L'idée était de bâtir un espace judiciaire européen et de créer un parquet européen qui puisse traiter des dossiers transnationaux. Le constat est simple et dépasse le problème de l'évasion fiscale : tandis que les mafieux et autres trafiquants de drogue ont à leur disposition tous les outils que j'ai décrits pour se jouer des frontières, le juge national, lui, quelle que soit sa bonne volonté, se heurtera toujours aux frontières.
En effet, dès qu'il voudra accéder à un compte ou à une information à l'étranger, en Europe, il devra adresser une requête officielle. Le territoire judiciaire est limité et il lui faudra toujours demander au pays requis de réaliser des investigations pour son compte.

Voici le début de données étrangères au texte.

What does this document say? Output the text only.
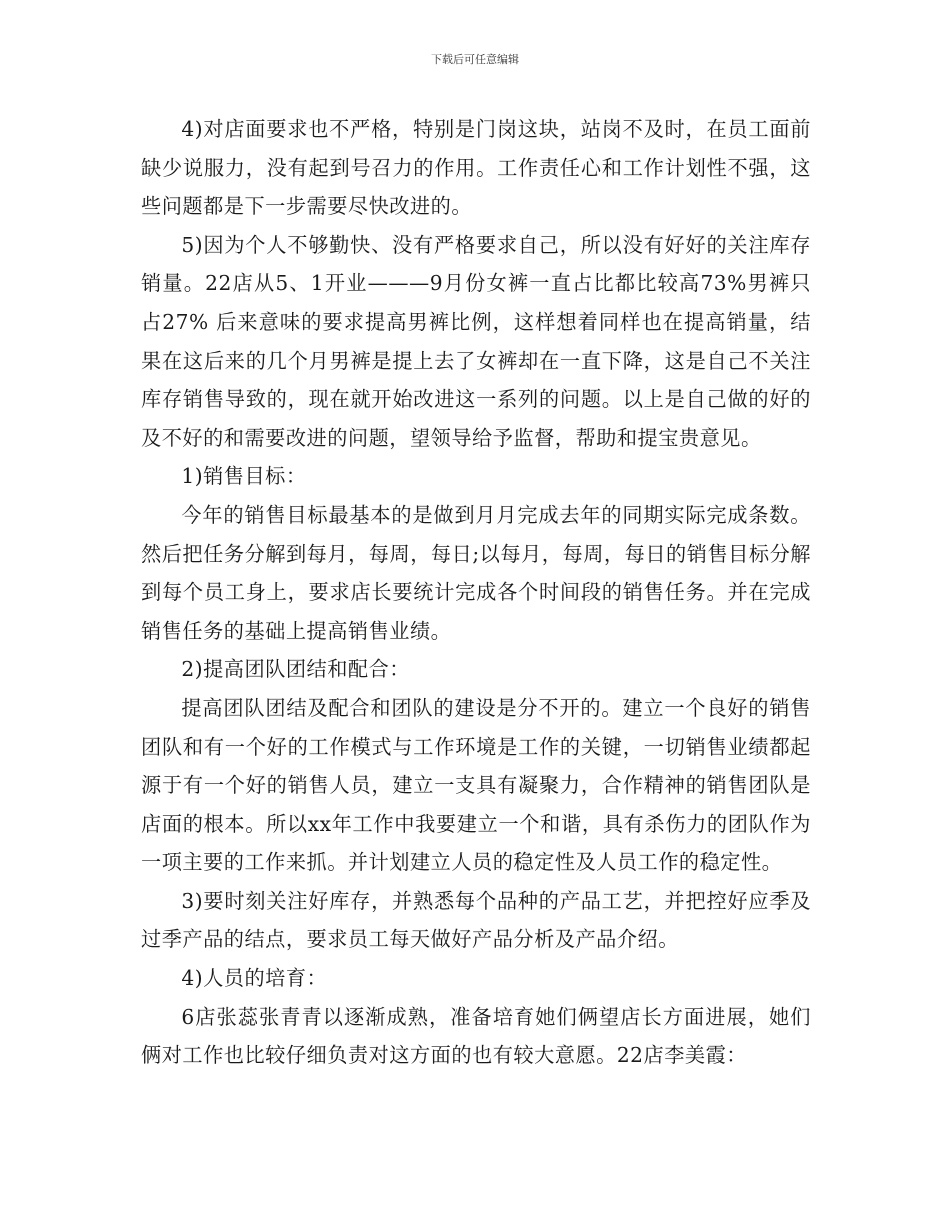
下载后可任意编辑

4)对店面要求也不严格，特别是门岗这块，站岗不及时，在员工面前缺少说服力，没有起到号召力的作用。工作责任心和工作计划性不强，这些问题都是下一步需要尽快改进的。

5)因为个人不够勤快、没有严格要求自己，所以没有好好的关注库存销量。22店从5、1开业———9月份女裤一直占比都比较高73%男裤只占27% 后来意味的要求提高男裤比例，这样想着同样也在提高销量，结果在这后来的几个月男裤是提上去了女裤却在一直下降，这是自己不关注库存销售导致的，现在就开始改进这一系列的问题。以上是自己做的好的及不好的和需要改进的问题，望领导给予监督，帮助和提宝贵意见。

1)销售目标：

今年的销售目标最基本的是做到月月完成去年的同期实际完成条数。然后把任务分解到每月，每周，每日;以每月，每周，每日的销售目标分解到每个员工身上，要求店长要统计完成各个时间段的销售任务。并在完成销售任务的基础上提高销售业绩。

2)提高团队团结和配合：

提高团队团结及配合和团队的建设是分不开的。建立一个良好的销售团队和有一个好的工作模式与工作环境是工作的关键，一切销售业绩都起源于有一个好的销售人员，建立一支具有凝聚力，合作精神的销售团队是店面的根本。所以xx年工作中我要建立一个和谐，具有杀伤力的团队作为一项主要的工作来抓。并计划建立人员的稳定性及人员工作的稳定性。

3)要时刻关注好库存，并熟悉每个品种的产品工艺，并把控好应季及过季产品的结点，要求员工每天做好产品分析及产品介绍。

4)人员的培育：

6店张蕊张青青以逐渐成熟，准备培育她们俩望店长方面进展，她们俩对工作也比较仔细负责对这方面的也有较大意愿。22店李美霞：
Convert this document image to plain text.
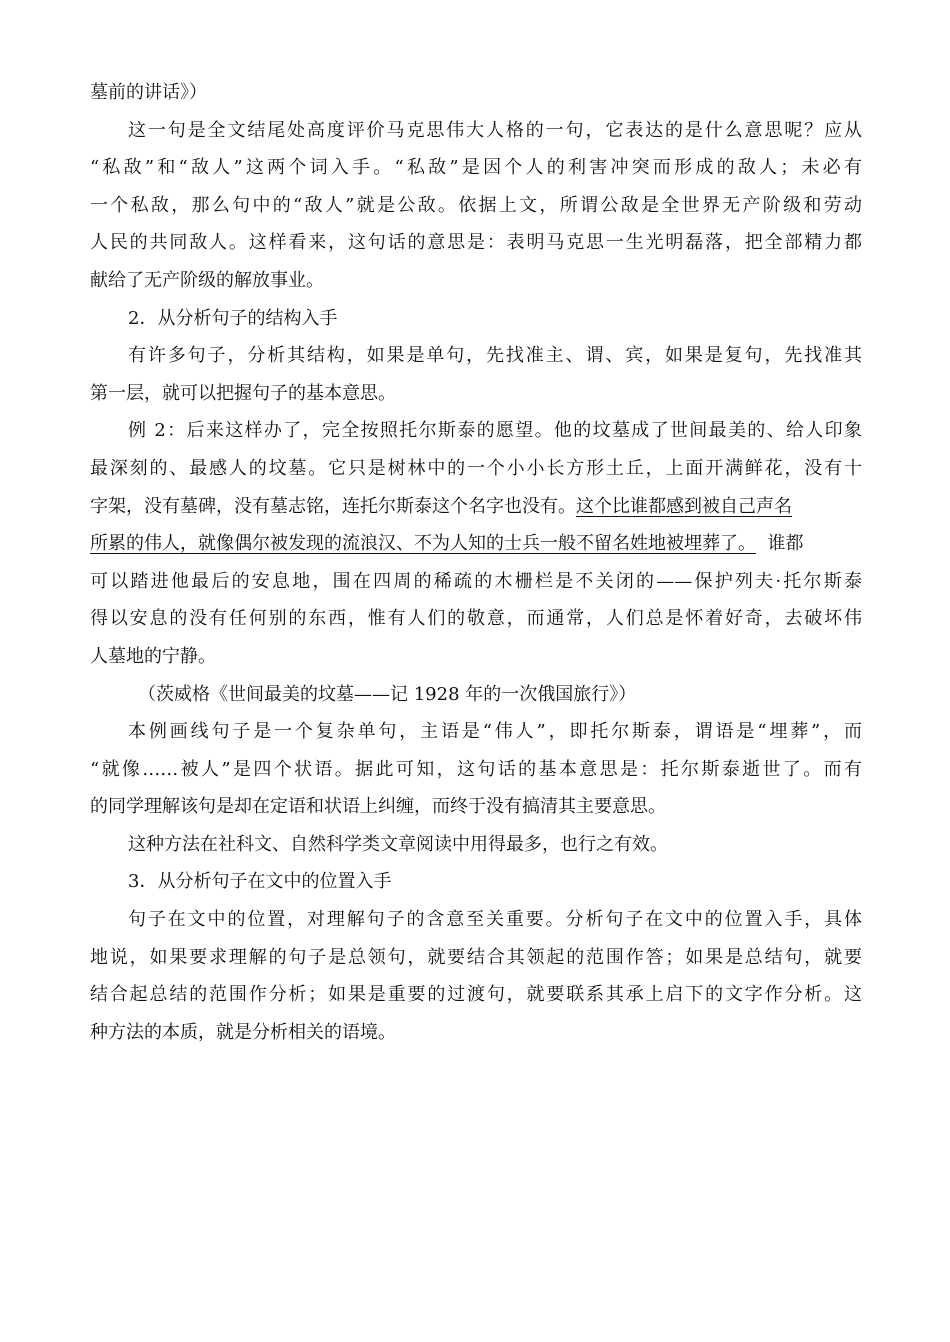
墓前的讲话》）
这一句是全文结尾处高度评价马克思伟大人格的一句，它表达的是什么意思呢？应从
“私敌”和“敌人”这两个词入手。“私敌”是因个人的利害冲突而形成的敌人；未必有
一个私敌，那么句中的“敌人”就是公敌。依据上文，所谓公敌是全世界无产阶级和劳动
人民的共同敌人。这样看来，这句话的意思是：表明马克思一生光明磊落，把全部精力都
献给了无产阶级的解放事业。
2．从分析句子的结构入手
有许多句子，分析其结构，如果是单句，先找准主、谓、宾，如果是复句，先找准其
第一层，就可以把握句子的基本意思。
例 2：后来这样办了，完全按照托尔斯泰的愿望。他的坟墓成了世间最美的、给人印象
最深刻的、最感人的坟墓。它只是树林中的一个小小长方形土丘，上面开满鲜花，没有十
字架，没有墓碑，没有墓志铭，连托尔斯泰这个名字也没有。这个比谁都感到被自己声名
所累的伟人，就像偶尔被发现的流浪汉、不为人知的士兵一般不留名姓地被埋葬了。  谁都
可以踏进他最后的安息地，围在四周的稀疏的木栅栏是不关闭的——保护列夫·托尔斯泰
得以安息的没有任何别的东西，惟有人们的敬意，而通常，人们总是怀着好奇，去破坏伟
人墓地的宁静。
（茨威格《世间最美的坟墓——记 1928 年的一次俄国旅行》）
本例画线句子是一个复杂单句，主语是“伟人”，即托尔斯泰，谓语是“埋葬”，而
“就像……被人”是四个状语。据此可知，这句话的基本意思是：托尔斯泰逝世了。而有
的同学理解该句是却在定语和状语上纠缠，而终于没有搞清其主要意思。
这种方法在社科文、自然科学类文章阅读中用得最多，也行之有效。
3．从分析句子在文中的位置入手
句子在文中的位置，对理解句子的含意至关重要。分析句子在文中的位置入手，具体
地说，如果要求理解的句子是总领句，就要结合其领起的范围作答；如果是总结句，就要
结合起总结的范围作分析；如果是重要的过渡句，就要联系其承上启下的文字作分析。这
种方法的本质，就是分析相关的语境。
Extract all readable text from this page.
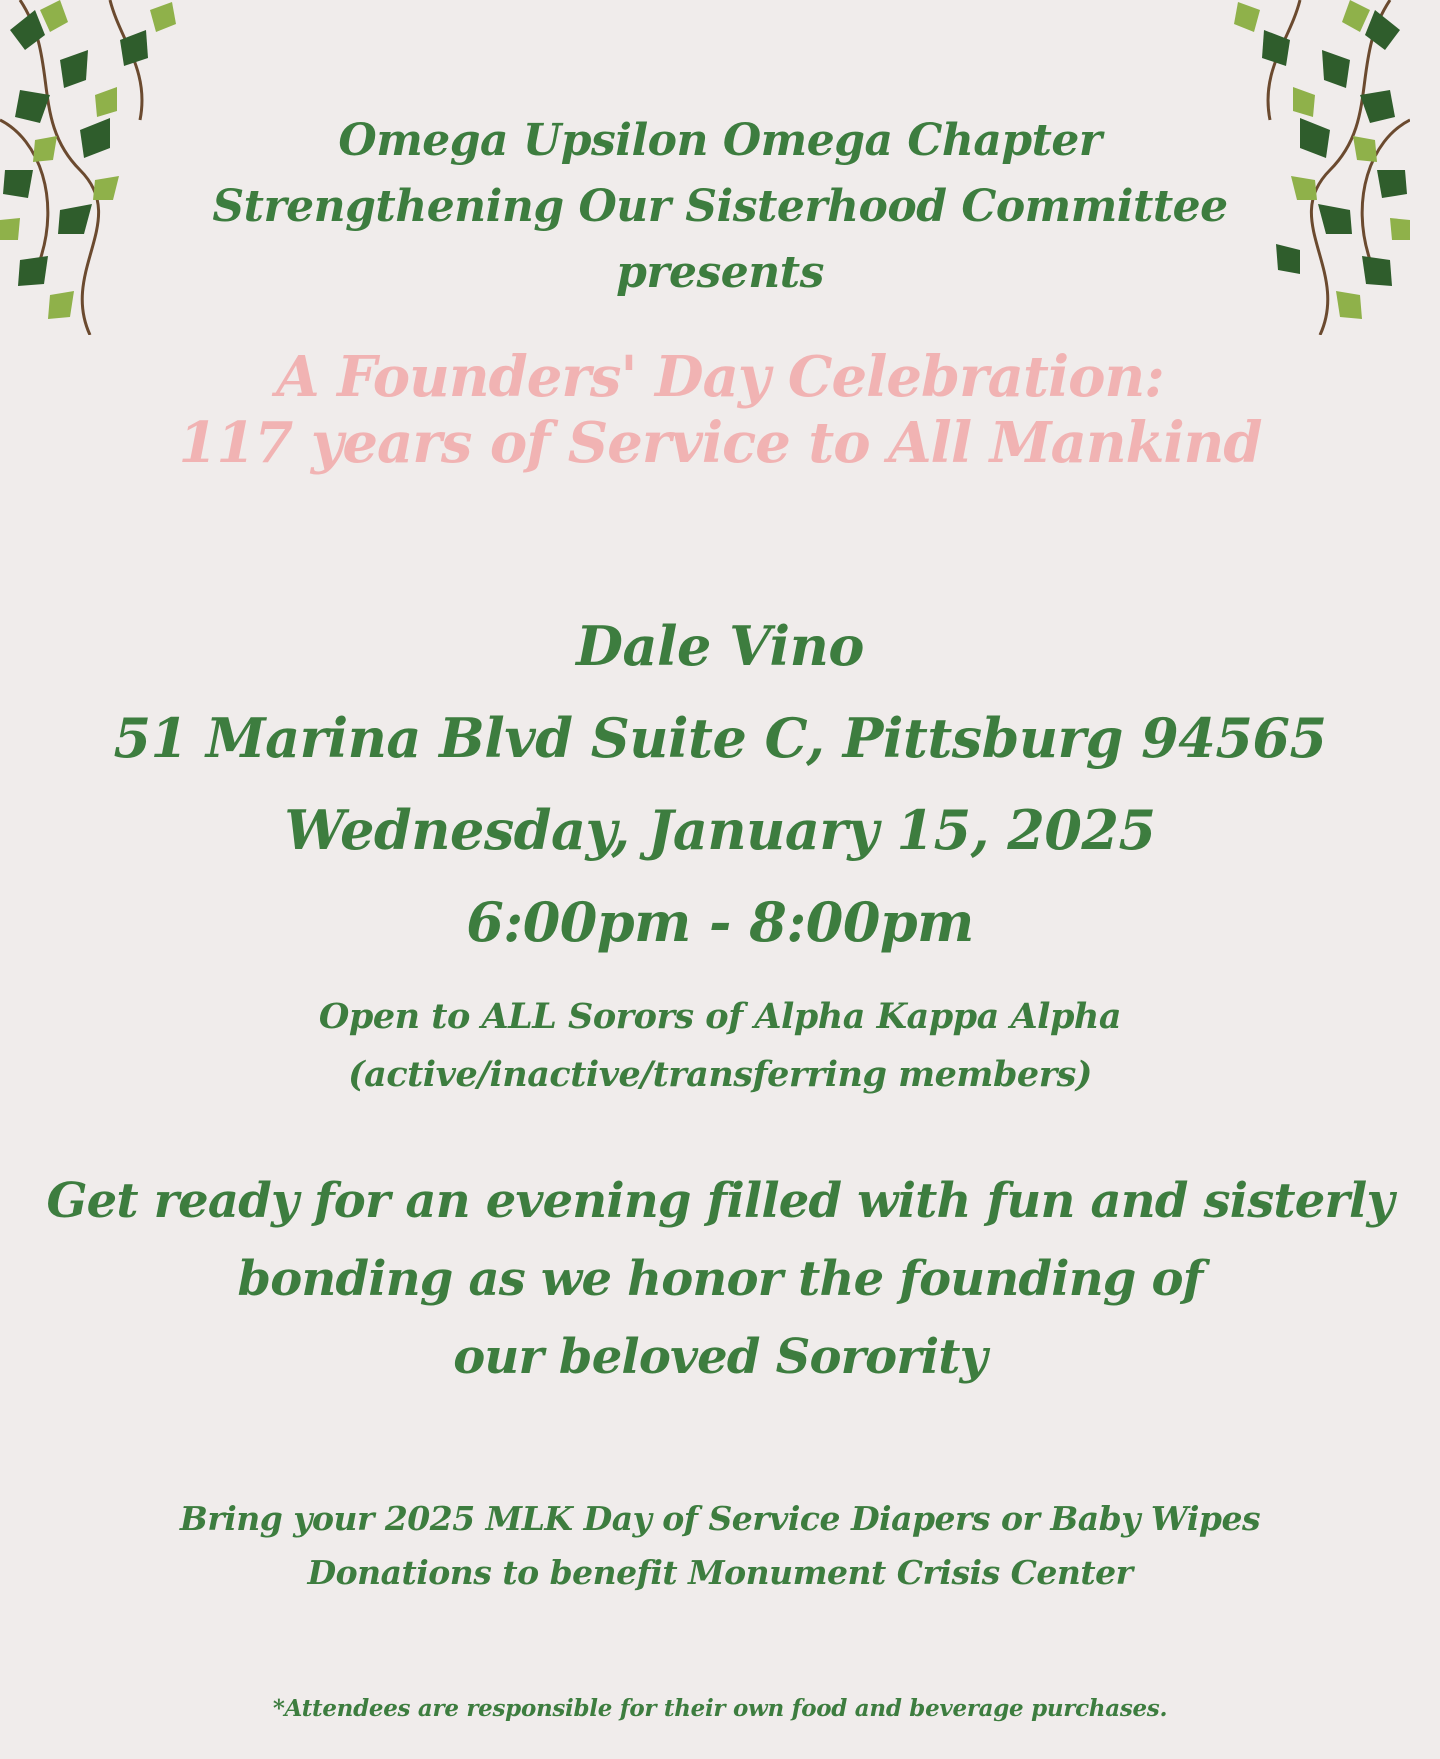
Omega Upsilon Omega Chapter
Strengthening Our Sisterhood Committee
presents
A Founders' Day Celebration:
117 years of Service to All Mankind
Dale Vino
51 Marina Blvd Suite C, Pittsburg 94565
Wednesday, January 15, 2025
6:00pm - 8:00pm
Open to ALL Sorors of Alpha Kappa Alpha
(active/inactive/transferring members)
Get ready for an evening filled with fun and sisterly
bonding as we honor the founding of
our beloved Sorority
Bring your 2025 MLK Day of Service Diapers or Baby Wipes
Donations to benefit Monument Crisis Center
*Attendees are responsible for their own food and beverage purchases.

L'idée était que, pour un certain nombre d'infractions parmi les plus graves, qui donnent vraiment lieu à une délinquance transnationale, l'on puisse se doter, à l'image du parquet fédéral américain, d'un organe susceptible d'exercer son action librement à l'intérieur de cet espace judiciaire européen.
Mais on se heurte toujours au pouvoir régalien. On a déjà transféré la monnaie, l'euro, avec tous les problèmes que cela pose et les Etats sont réticents à l'idée d'abandonner ce pouvoir régalien qu'est la justice entre des mains qui ne seraient pas exclusivement nationales.
Quel degré d'Europe voulons-nous ? Il y a l'Europe marchande, celle de la libre circulation, mais, en matière de justice - vous allez me dire que la justice a toujours un train de retard -, on reste toujours derrière nos frontières. On a certes créé Eurojust, qui a son utilité, mais qui se limite à un rôle d'assistance. Cet outil va surtout faciliter les contacts entre les juges européens et ceux des pays avec lesquels des accords ont été conclus, comme la Suisse. Il permettra ainsi à un juge espagnol de rencontrer un juge français ou un juge suisse.
Mais, sur le plan politique, on n'a pas voulu se doter d'un parquet européen disposant réellement de prérogatives sur le territoire de l'Union. Voilà un vrai sujet.